26 avril 2019

Éloge de la sensibilité : l’art du 18ème siècle valorisé au Musée d’Arts de Nantes

Du 15 février au 12 mai 2019, le Musée d’Arts de Nantes présente, en partenariat avec les musées de Bretagne, une exposition qui réunit les plus importants tableaux français du 18ème siècle. Ce sont plus de 65 peintures conservées dans les institutions de Bretagne qui vont ainsi permettre de découvrir l’évolution de la peinture française sur un siècle, sous l’angle de la naissance du nouveau concept de sensibilité.

Éloge de la sensibilité : l’art du 18ème siècle valorisé au Musée d’Arts de Nantes

26 Avr 2019

Du 15 février au 12 mai 2019, le Musée d’Arts de Nantes présente, en partenariat avec les musées de Bretagne, une exposition qui réunit les plus importants tableaux français du 18ème siècle. Ce sont plus de 65 peintures conservées dans les institutions de Bretagne qui vont ainsi permettre de découvrir l’évolution de la peinture française sur un siècle, sous l’angle de la naissance du nouveau concept de sensibilité.

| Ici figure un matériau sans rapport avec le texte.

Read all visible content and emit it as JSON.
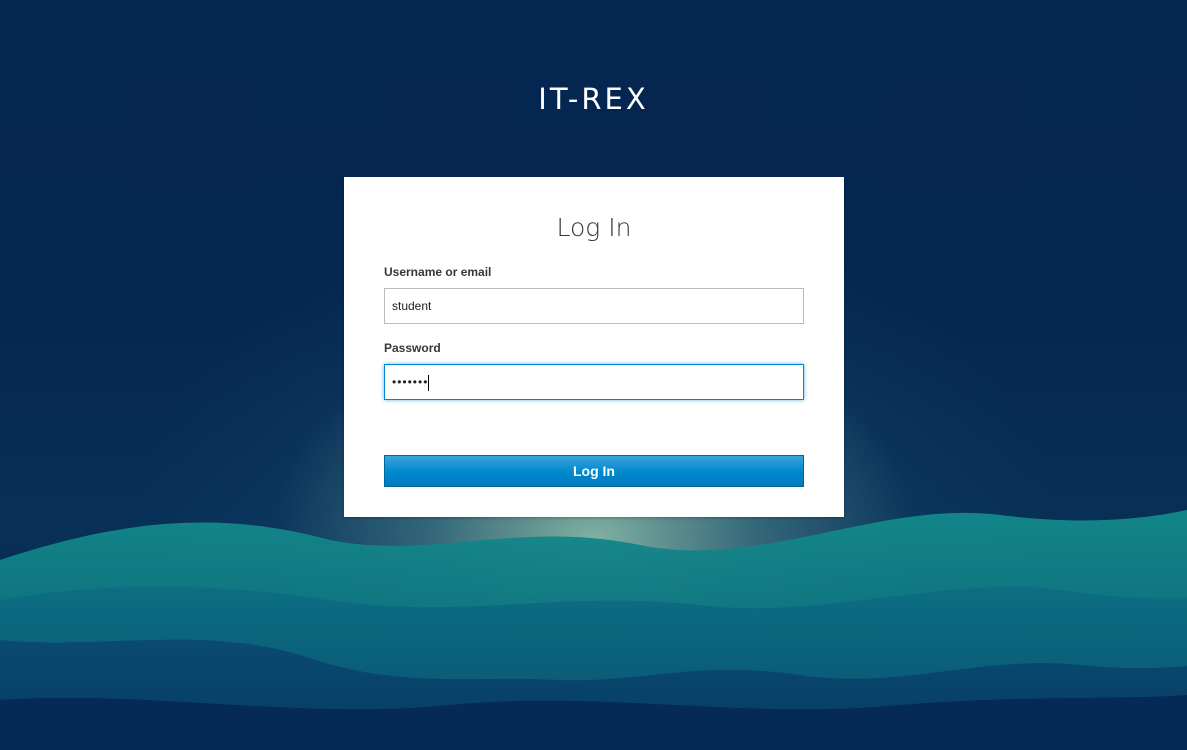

Organisée par chapitres comme dans un livre, le visiteur est invité à parcourir et découvrir cette exposition riche et étoffée.

La mort de Louis XIV, en 1715, marque une rupture avec les normes jusqu’alors imposées par l’Académie de peinture et de sculpture, ancienne institution chargée d’enseigner et réguler ces arts à l’époque. Le 18ème siècle est également marqué par l’émergence de la philosophie des Lumières. Ce mouvement culturel qui vise à la promotion du savoir va apporter une forte influence dans le domaine des arts plastiques. En Europe et plus particulièrement en France, les courants rococo et néo-classique vont marquer cette période artistiquement parlant : une nouvelle vision de l’homme et de son environnement est reflétée, les émotions sont valorisées. La peinture est désormais un moyen pour l’artiste d’exprimer sa sensibilité et ses goûts personnels.

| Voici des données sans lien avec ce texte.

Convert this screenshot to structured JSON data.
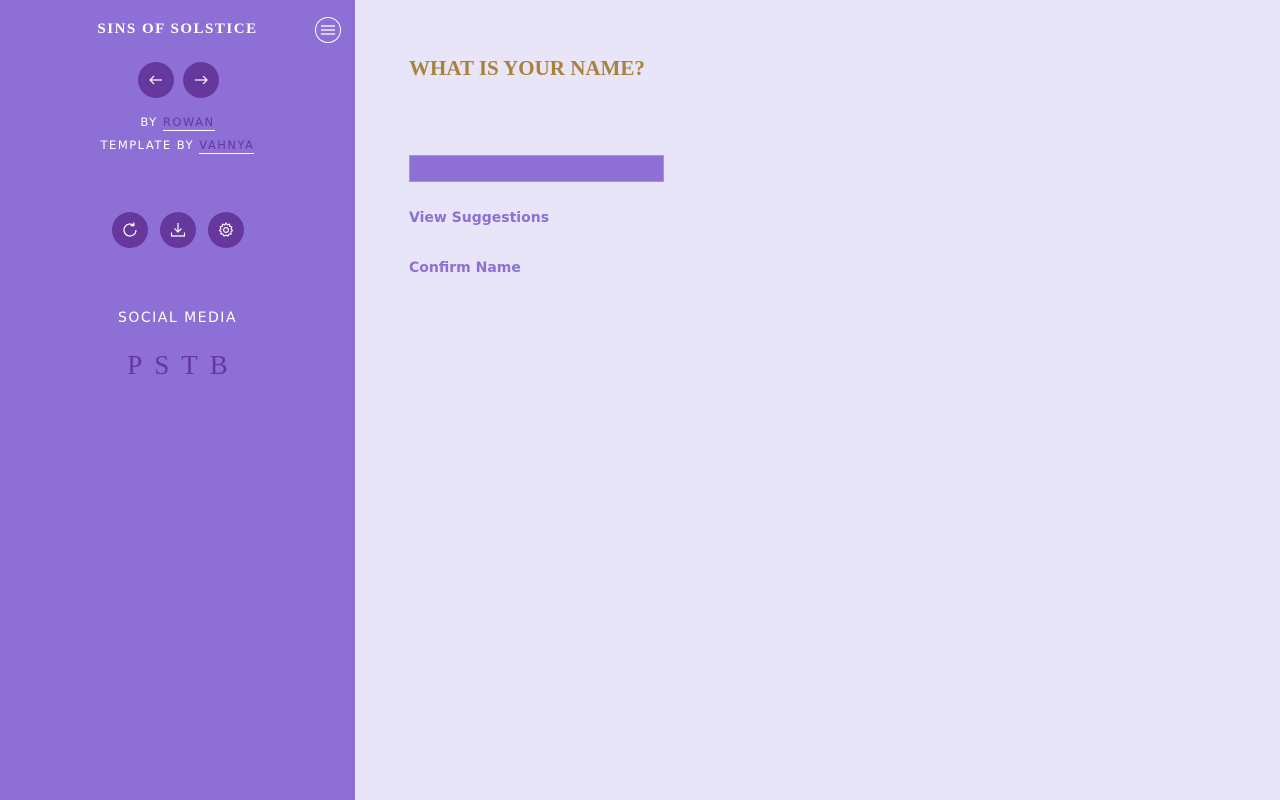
{
  "sidebar": {
    "title": "SINS OF SOLSTICE",
    "menu_icon": "hamburger-menu-icon",
    "nav": {
      "back_icon": "arrow-left-icon",
      "forward_icon": "arrow-right-icon"
    },
    "credits": {
      "by_prefix": "BY",
      "author": "ROWAN",
      "template_prefix": "TEMPLATE BY",
      "template_author": "VAHNYA"
    },
    "tools": {
      "restart_icon": "restart-icon",
      "save_icon": "download-icon",
      "settings_icon": "gear-icon"
    },
    "social": {
      "heading": "SOCIAL MEDIA",
      "links": [
        "P",
        "S",
        "T",
        "B"
      ]
    }
  },
  "main": {
    "question": "WHAT IS YOUR NAME?",
    "name_input": {
      "value": "",
      "placeholder": ""
    },
    "view_suggestions": "View Suggestions",
    "confirm_name": "Confirm Name"
  },
  "colors": {
    "sidebar_bg": "#8d6fd6",
    "main_bg": "#e7e5f7",
    "button_bg": "#66379d",
    "heading_gold": "#a8823a",
    "link_purple": "#8d6fd6"
  }
}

Chapitre 1 : L’apparat et l’intime

Il faut savoir que le portrait est un élément central dans les représentations artistiques de l’époque. Influencé par le portrait royal et princier, notamment par Louis XIV (1661-1715), le portrait connaît un développement particulièrement éclatant : la riche société aime se faire représenter et mettre en valeur dans ses plus beaux costumes, dans leurs plus beaux appartements : il permet d’assoir la position sociale d’un individu.
Cependant, au cours du siècle des Lumières, la représentation de la haute société évolue : les portraits se font plus profonds et installent dorénavant les modèles dans leur décor intime et familier. Cela se remarque sur le portrait suivant, Portrait de femme par Adélaïde Labille-Guiard. En effet, malgré la présence de nombreux détails prouvant « la qualité du modèle », comme par exemple la richesse des étoffes, la présence des accessoires ou encore ses vêtements, la scène est ici représentée dans un cadre simple et intimiste.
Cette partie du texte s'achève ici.